Di samping itu, inerrancy Alkitab menyatakan bahwa Alkitab mengajarkan kebenaran. Kebenaran dapat termasuk hasil penafsiran, kutipan, bentuk bahasa, dan perbedaan angka dari suatu peristiwa yang tidak menunjukkan kontrakdiksi. Pada Pertemuan Chicago di Bulan Oktober 1978, The International Council on Biblical Inerrancy menyatakan, “Alkitab tanpa salah dalam seluruh pengajaran, tidak mengurangi tindakan Allah dalam penciptaan, sejarah dunia, dan naskah asli.” Seperti diungkap oleh Thiessen, bahwa Alkitab itu tidak memiliki kesalahan pada naskah aslinya. Hal ini menunjukkan bahwa Inerrancy juga mengarah pada seluruh fakta yang terdapat dalam Alkitab. Alkitab menunjukkan seluruh kebenaran yang dapat berkaitan dengan berbagai disiplin ilmu seperti sejarah, geografi, geologi dan ilmu pengetahuan yang lain.

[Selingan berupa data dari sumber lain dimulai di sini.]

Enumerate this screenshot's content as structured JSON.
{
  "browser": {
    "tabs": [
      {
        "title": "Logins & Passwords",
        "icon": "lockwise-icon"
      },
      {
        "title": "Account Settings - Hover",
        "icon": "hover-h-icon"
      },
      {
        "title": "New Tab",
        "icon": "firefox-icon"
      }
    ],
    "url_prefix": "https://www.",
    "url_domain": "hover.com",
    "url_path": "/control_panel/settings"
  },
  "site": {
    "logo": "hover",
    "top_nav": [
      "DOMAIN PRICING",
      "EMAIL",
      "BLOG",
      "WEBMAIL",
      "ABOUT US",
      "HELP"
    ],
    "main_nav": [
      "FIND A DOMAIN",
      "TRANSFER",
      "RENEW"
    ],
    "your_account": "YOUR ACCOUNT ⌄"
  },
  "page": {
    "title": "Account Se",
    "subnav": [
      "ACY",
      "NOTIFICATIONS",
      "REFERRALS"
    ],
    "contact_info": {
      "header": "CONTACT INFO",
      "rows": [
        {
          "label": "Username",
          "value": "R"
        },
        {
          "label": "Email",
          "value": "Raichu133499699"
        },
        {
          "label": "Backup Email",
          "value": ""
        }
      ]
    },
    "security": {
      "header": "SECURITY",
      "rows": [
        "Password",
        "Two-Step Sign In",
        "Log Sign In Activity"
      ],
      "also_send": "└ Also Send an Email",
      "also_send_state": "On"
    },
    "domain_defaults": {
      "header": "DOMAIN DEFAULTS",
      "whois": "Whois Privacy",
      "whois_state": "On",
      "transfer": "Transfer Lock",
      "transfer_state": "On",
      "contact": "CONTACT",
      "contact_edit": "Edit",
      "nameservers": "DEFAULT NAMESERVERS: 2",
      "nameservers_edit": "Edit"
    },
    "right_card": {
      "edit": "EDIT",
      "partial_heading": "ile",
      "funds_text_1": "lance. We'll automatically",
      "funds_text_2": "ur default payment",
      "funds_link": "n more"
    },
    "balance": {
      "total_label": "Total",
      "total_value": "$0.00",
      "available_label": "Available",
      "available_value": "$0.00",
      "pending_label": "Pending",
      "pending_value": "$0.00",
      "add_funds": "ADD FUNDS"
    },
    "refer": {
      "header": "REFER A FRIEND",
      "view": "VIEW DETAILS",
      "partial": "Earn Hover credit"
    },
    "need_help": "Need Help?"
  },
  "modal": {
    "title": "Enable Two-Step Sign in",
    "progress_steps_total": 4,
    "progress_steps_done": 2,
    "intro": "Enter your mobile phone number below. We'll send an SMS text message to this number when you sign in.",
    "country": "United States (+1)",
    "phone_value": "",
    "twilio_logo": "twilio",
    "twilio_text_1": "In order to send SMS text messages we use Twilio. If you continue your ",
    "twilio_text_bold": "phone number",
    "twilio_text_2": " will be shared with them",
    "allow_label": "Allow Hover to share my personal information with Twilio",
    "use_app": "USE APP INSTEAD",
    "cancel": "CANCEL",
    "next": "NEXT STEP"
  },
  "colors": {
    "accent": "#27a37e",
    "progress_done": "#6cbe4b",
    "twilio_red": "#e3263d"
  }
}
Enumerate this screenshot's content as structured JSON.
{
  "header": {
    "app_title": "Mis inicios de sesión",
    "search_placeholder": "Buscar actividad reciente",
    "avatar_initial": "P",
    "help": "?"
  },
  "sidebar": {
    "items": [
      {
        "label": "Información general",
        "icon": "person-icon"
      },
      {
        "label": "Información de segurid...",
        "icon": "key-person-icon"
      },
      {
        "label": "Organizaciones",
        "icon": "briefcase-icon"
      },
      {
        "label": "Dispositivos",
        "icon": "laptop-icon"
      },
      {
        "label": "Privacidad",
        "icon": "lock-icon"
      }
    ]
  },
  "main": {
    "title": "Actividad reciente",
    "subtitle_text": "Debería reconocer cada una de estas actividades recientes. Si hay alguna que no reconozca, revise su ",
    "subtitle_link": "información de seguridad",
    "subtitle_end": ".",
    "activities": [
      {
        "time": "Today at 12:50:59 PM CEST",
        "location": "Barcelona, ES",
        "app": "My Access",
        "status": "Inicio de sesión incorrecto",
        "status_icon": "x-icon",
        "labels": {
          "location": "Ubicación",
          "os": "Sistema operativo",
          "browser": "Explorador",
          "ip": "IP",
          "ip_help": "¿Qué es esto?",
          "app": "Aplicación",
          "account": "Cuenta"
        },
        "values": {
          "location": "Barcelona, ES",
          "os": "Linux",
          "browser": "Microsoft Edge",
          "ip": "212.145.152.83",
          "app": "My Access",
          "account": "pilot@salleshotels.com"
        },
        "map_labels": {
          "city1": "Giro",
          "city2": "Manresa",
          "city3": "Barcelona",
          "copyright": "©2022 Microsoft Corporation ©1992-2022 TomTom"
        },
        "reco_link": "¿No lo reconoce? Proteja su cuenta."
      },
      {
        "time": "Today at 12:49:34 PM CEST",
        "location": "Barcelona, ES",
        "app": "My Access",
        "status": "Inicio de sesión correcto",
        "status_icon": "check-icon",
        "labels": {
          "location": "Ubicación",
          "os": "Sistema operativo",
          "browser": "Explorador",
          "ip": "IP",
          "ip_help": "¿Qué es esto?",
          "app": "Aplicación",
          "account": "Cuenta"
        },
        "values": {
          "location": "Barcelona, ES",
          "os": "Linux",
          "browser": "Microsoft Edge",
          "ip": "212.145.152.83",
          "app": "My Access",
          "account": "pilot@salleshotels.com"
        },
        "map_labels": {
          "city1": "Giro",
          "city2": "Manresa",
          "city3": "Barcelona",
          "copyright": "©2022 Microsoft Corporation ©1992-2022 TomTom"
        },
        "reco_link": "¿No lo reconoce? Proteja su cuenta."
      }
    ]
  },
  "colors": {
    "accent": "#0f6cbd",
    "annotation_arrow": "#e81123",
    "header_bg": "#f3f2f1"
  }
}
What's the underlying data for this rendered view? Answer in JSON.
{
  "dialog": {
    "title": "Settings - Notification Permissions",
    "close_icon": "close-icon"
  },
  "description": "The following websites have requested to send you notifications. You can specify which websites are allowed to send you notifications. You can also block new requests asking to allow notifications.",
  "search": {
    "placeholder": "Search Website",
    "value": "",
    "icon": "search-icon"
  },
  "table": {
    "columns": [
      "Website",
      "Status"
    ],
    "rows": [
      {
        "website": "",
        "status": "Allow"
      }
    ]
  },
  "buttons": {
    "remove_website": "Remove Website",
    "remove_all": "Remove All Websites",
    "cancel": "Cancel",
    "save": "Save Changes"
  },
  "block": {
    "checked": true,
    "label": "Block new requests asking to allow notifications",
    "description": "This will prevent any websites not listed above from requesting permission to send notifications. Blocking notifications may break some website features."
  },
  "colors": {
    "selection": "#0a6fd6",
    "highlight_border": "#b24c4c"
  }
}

2. Pandangan Terhadap Inerrancy Alkitab
Banyak sarjana-sarjana Alkitab yang menolak Inerrancy Alkitab. Mereka menilai bahwa Alkitab memiliki sisi yang tidak dapat dibenarkan atau menyatakan bahwa Alkitab kurang menunjukkan keakuratan. Seperti halnya S. Wismoady Wahono, yang menyatakan bahwa pandangan bahwa Alkitab adalah tepat dan tidak mengandung kesalahan, adalah anggapan yang sudah usang dan tidak relevan dengan perkembangan. Ia juga menyatakan bahwa mempelajari Alkitab harus dimulai dengan pertanyaan, “Apakah Alkitab itu catatan yang akurat?” Bahkan ia secara terang menyatakan, “Meskipun cara menulis dan mengutip yang demikian sangat dapat dipercaya, namun kesalahan-kesalahan yang tidak disengaja tentu tak dapat dihindarkan. Di samping itu, naskah-naskah itupun sudah sering mengalami perubahan-perubahan yang dilakukan secara sengaja oleh para ahli kitab waktu itu. Tujuan perubahan itu adalah untuk memperbaiki teks yang menurut para ahli tersebut salah atau keliru.” Demikian juga dengan Harun Hadiwijono yang meragukan keabsahan Alkitab adalah firman Tuhan bahkan menunjukkan bahwa Alkitab memiliki kesalahan dengan menyatakan, “Bukan segala uraian yang diambil dari Alkitab adakah firman Tuhan. Uraian itu adalah firman Tuhan jika meneruskan kerygma atau berita yang benar dari Alkitab”. Pernyataan implisit Hadiwijono ini menjadi makin jelas ketika melihat pernyataannya dalam buku yang lain, “Di dalam memakai manusia sebagai alatNya tadi Roh Kudus bukanlah memakai manusia sebagai corong atau alat yang kosong yang kemudian diisi dengan firman Tuhan, melainkan manusia diberi kebebasan untuk bekerja sendiri, menentukan sendiri apa yang akan disaksikan, bagaimana akan disaksikan, maka hasil karya penyaksian manusia tadi juga menunjukkan sifat-sifat pekerjaan manusia dengan segala kelemahannya.”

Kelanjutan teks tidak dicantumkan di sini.